The Revenue Cycle Manager will coordinate and direct all aspects of the billing, coding, accounts receivable, denial and payment posting activities to ensure maximization of cash flow while improving patient, provider and other customer relations.
- Participates in interviewing, selecting, hiring, and onboarding staff.
- Oversees the day-to-day operations and work assignments of staff.
- Provides training, advice, and direction for staff.
- Delivers regular performance feedback and constructive performance evaluations; follows established disciplinary and termination procedures as needed.
- Ensures staff adhere to and follow all organizational policies, safety standards, and healthcare regulations.
- Develops and implements policies, procedures, and operational benchmarks for standardization of best practices.
- Supervises and develops Revenue Cycle team members
- Monitors billing and collection work queues for account activity, aging and employee productivity as well as quality of work. Creates an effective work plan to reduce A/R and drive results.
- Ongoing process improvement analysis; and implementation of system improvements. Oversight includes all activities within the scope of the Revenue Cycle Department including coding, charge/data entry, cash posting, insurance follow-up, and billing and collection of patient balances.
- Perform ongoing trend analysis of payer rejections and denials. Identifies deficiencies in the reimbursement process and opportunities for appropriate reimbursement. Actively seeks opportunities to improve financial outcomes, engaging staff in the process
- Perform proactive audits on all recommended A/R write offs and present audit results to Director.
- Manage work related to EHR vendor on Electronic Interchange (EDI) and Clearinghouse issues and system upgrades to maximize practice management system utilization.
- Serves as a liaison for the providers of health care services, patients or other responsible persons, and revenue sources to ensure the accuracy of charge; works directly with providers, clinic teams and other to reduce clinical and coding denial impact to the organization.
- Ensures financial controls, identifies trends, patterns, and opportunities to increase reimbursement, and improves processes.
- Makes recommendations for improvements in processes or policies and create/execute provider education for individuals and/or group sessions.
- Maintains audit results and ensures provider movement throughout the compliance audit plan; analyzes and confirms results, and as appropriate, work with leadership to create action plans.
- Ensures knowledge of and compliance with organizational policies and protocols and regulatory requirements; educates staff on changes.
- Acts as a subject matter expert to all departments, clinical leaders and physicians as it relates to CMS, and State medical record documentation, Coding and Billing guidelines.

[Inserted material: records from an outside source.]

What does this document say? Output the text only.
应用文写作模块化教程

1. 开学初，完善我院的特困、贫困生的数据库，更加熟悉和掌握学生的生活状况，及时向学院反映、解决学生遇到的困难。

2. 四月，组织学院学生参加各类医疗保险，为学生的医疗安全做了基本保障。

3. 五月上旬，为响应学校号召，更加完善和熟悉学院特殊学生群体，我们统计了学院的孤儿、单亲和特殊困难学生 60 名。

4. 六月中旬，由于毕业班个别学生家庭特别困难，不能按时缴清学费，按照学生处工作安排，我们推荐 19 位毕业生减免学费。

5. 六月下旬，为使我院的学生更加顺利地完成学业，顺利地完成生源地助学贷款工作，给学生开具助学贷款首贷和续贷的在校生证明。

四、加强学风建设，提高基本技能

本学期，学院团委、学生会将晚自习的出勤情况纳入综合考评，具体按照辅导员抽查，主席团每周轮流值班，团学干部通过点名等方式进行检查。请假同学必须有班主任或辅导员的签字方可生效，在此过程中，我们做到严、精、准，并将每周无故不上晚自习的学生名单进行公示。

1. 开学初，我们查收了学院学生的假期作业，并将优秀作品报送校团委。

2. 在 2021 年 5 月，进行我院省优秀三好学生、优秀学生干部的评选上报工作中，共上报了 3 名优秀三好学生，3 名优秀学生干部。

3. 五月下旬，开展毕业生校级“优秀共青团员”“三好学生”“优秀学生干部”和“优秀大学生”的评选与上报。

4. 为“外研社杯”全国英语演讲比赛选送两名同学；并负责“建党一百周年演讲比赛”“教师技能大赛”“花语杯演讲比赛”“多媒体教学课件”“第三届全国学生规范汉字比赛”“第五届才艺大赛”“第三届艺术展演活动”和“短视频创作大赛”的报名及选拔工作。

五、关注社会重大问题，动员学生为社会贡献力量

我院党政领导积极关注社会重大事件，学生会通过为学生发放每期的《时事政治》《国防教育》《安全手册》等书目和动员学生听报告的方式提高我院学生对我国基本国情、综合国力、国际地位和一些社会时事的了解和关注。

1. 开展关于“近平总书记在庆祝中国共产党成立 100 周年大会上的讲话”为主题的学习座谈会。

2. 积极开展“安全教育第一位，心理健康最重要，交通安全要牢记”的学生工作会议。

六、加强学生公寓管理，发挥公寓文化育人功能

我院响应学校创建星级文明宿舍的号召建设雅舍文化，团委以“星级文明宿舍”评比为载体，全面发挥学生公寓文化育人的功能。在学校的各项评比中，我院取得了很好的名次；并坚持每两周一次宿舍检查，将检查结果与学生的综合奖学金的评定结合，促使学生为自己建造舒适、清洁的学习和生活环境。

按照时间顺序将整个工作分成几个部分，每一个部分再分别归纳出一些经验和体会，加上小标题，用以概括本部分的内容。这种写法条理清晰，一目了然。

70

- Establishes and monitors refund process productivity standards and ongoing efforts, monitors the refund approval process and account aging with established standards in mind, monitors the Medicare Credit Balance report preparation ensuring that Medicare credits are concurrently identified and corrected, maintains a continuous quality improvement program to insure a productive work flow, and develops and insures compliance with all policies and procedures utilizing available reporting mechanisms.
- Assists IT Analysts with enhancing computer systems electronic billings and collections, control procedures and efficiency of intra-company communications.
- Attends, participates, and/or assists in meetings, trainings, community outreach activities, continuing education opportunities, and other activities as required.
- Performs other related duties as assigned.
- Strong leadership skills.
- Demonstrated ability to foster a One Team approach
- Strong medical terminology.
- Ability to maintain confidentiality.
- Ability to read, interpret, and apply regulations, policies, and procedures.
- Ability to coordinate functions and work cooperatively with others.
- Ability to use and access database computer applications.
- Ability to organize work and set priorities to meet deadlines.
- Strong problem-solving skills and ability to make timely decisions
- Strong attention to detail
Education and Experience:
- Bachelor’s degree or equivalent work experience required, Healthcare or related field highly preferred.
- Certified Coder with one of the following in active status (CPC, CCS, COC or CMC) required.
- Certified Risk Adjustment Coder (CRC) strongly preferred.
- 4+ years of healthcare billing and coding experience required; medical office setting preferred.
- 3+ years of supervisory experience required.
- 3+ years of billing and/or coding experience in a FQHC environment highly preferred.
- 1+ years of EPIC EHR experience highly preferred.
- Prolonged periods sitting at a desk and working on a computer.
- Ability to walk, stand, lean, bend, reach, stoop, kneel, crouch, and squat.
- Close vision (clear vision at 20 inches or less).
- Able to hear adequately to decipher spoken word, sounds, alarms, etc.
- Able to express or exchange ideas by means of spoken word and to convey detailed spoken instructions to other workers accurately and clearly.
- Able to use hands and fingers for fine manipulation to touch, pick, pinch, and grasp and perform repetitive motions.
- Must be able to lift up to 15 pounds at times.
- Must be able to navigate various departments of the organization’s physical premises.
- New Hires are required to pass pre-employment background check and drug testing (effective 11/1/2022).